Все было серым, а дом казался необычайно темным, почти черным. Медуза над окованными, напоминавшими крепостные ворота дверями будто скорчилась в предсмертной гримасе, губы ее вздулись, толстые змеи-гадюки на голове в тревоге взвились. Это была северная сторона дома, вылизанная ветром. Странно было подумать, что под кровлей этого серо-землистого дома когда-то давно протекало его горькое, несказанно напряженное детство. Сюда они переселились после продажи табачной лавочки, когда в материнской карьере произошел поворот к лучшему и когда каноник Ловро стал открыто приходить к ним на чашку кофе и партию домино…
Филипп помнил все: и прикосновение дверной скобы к руке, и туго поддающуюся, тяжелую, массивную дверь, и длинный, выкрашенный серой масляной краской непроветриваемый коридор, и деревянные ступени, и высокий белый переплет выходящего в сад окна между первым и вторым этажами. И вдруг подумал: а что, если он войдет? Филипп медленно подошел к двери, взялся за тяжелую холодную скобу, скоба поддалась, и дверь отворилась: дом был незаперт. Неслышно прикрыв за собою дверь, он тихонько, как вор, стараясь не шуметь, на цыпочках, сдерживая дыхание, прокрался к окну между этажами. Окно было распахнуто, а сад уже полон белого утреннего света. С векового, раскидистого ореха несся многоголосый птичий грай. Не шелохнувшись, стоял старый сад, политый, подрезанный; его четыре симметрично проложенные белые дорожки, желтые розы и стеклянные шары, гномы и фонтан с золотыми рыбками, как и прежде, содержались в образцовом порядке, словно ничего не произошло, словно в жизни вообще ничего не происходит. У заросшей виноградом стены из-за густой зелени барвинка проглядывала крыша курятника. Перед ним — сложное сооружение для выбивания ковров «Teppichklopfer», тот самый, на котором Филипп зажигал фейерверк на свадьбе Каролины. Каролина жила со своим отцом в пивнице. Отец делал птичьи чучела с цветными стеклышками вместо глаз, а Каролина, толстуха лет на двенадцать старше Филиппа, мыла в погребе бутылки.

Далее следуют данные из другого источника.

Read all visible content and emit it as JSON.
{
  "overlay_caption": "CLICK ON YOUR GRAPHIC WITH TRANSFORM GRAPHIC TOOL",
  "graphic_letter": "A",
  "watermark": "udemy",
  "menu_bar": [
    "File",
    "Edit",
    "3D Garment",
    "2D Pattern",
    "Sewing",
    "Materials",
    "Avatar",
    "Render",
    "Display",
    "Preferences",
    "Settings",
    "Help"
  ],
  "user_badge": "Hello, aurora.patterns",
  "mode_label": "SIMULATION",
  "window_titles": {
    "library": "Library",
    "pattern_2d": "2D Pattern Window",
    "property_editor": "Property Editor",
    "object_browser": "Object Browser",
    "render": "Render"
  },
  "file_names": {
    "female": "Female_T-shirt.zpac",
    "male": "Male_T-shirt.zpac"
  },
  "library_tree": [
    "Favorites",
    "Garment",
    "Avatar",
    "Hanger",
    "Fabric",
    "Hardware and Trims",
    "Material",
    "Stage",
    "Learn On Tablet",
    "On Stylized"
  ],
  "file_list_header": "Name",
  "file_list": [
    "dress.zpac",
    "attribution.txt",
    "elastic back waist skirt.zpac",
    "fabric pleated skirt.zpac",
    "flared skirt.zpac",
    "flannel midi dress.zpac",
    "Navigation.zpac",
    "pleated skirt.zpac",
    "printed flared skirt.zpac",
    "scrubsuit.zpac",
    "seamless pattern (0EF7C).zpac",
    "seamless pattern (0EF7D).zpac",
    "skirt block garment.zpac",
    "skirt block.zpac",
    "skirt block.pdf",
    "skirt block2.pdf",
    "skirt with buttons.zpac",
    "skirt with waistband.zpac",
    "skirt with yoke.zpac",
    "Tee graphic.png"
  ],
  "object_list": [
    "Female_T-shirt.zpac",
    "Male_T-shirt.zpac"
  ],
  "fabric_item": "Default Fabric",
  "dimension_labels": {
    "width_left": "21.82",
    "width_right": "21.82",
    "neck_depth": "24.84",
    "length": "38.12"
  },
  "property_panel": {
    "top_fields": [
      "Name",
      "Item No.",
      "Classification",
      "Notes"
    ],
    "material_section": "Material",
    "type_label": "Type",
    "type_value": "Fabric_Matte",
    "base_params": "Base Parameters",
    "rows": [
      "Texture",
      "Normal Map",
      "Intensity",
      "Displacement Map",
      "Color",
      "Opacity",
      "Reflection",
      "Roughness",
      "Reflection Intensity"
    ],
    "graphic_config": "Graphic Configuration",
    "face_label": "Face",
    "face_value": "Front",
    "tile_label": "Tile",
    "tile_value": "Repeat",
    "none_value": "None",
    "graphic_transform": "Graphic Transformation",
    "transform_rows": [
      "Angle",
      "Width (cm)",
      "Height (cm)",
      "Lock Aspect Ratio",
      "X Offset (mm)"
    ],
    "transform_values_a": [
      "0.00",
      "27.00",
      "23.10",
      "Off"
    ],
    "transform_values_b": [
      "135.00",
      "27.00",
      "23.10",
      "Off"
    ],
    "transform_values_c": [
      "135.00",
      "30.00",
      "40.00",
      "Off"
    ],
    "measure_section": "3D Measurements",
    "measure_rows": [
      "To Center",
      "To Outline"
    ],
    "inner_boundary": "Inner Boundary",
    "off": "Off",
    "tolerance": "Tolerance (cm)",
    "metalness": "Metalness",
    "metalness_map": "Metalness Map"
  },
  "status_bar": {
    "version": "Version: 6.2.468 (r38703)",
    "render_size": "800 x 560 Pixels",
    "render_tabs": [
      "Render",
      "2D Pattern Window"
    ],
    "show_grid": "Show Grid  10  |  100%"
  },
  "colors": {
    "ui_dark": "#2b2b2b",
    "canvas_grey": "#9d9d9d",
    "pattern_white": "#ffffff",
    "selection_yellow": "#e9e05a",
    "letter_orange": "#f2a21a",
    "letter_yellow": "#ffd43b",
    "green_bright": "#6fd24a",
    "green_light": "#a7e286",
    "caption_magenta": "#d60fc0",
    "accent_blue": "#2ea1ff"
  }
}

Филипп страдал по этой Каролине целых три года, страдал безнадежно и мучительно. Рано созревший, нервный, неуравновешенный юнец, отягощенный сложными и мрачными комплексами моральной неполноценности, с нечистой кровью в жилах, истерзанный манией преследования, влюбленный в маленьких, глупеньких и наивных девочек (своих сверстниц), ощутил однажды на своих коленях толстые жирные ляжки добродушной Каролины.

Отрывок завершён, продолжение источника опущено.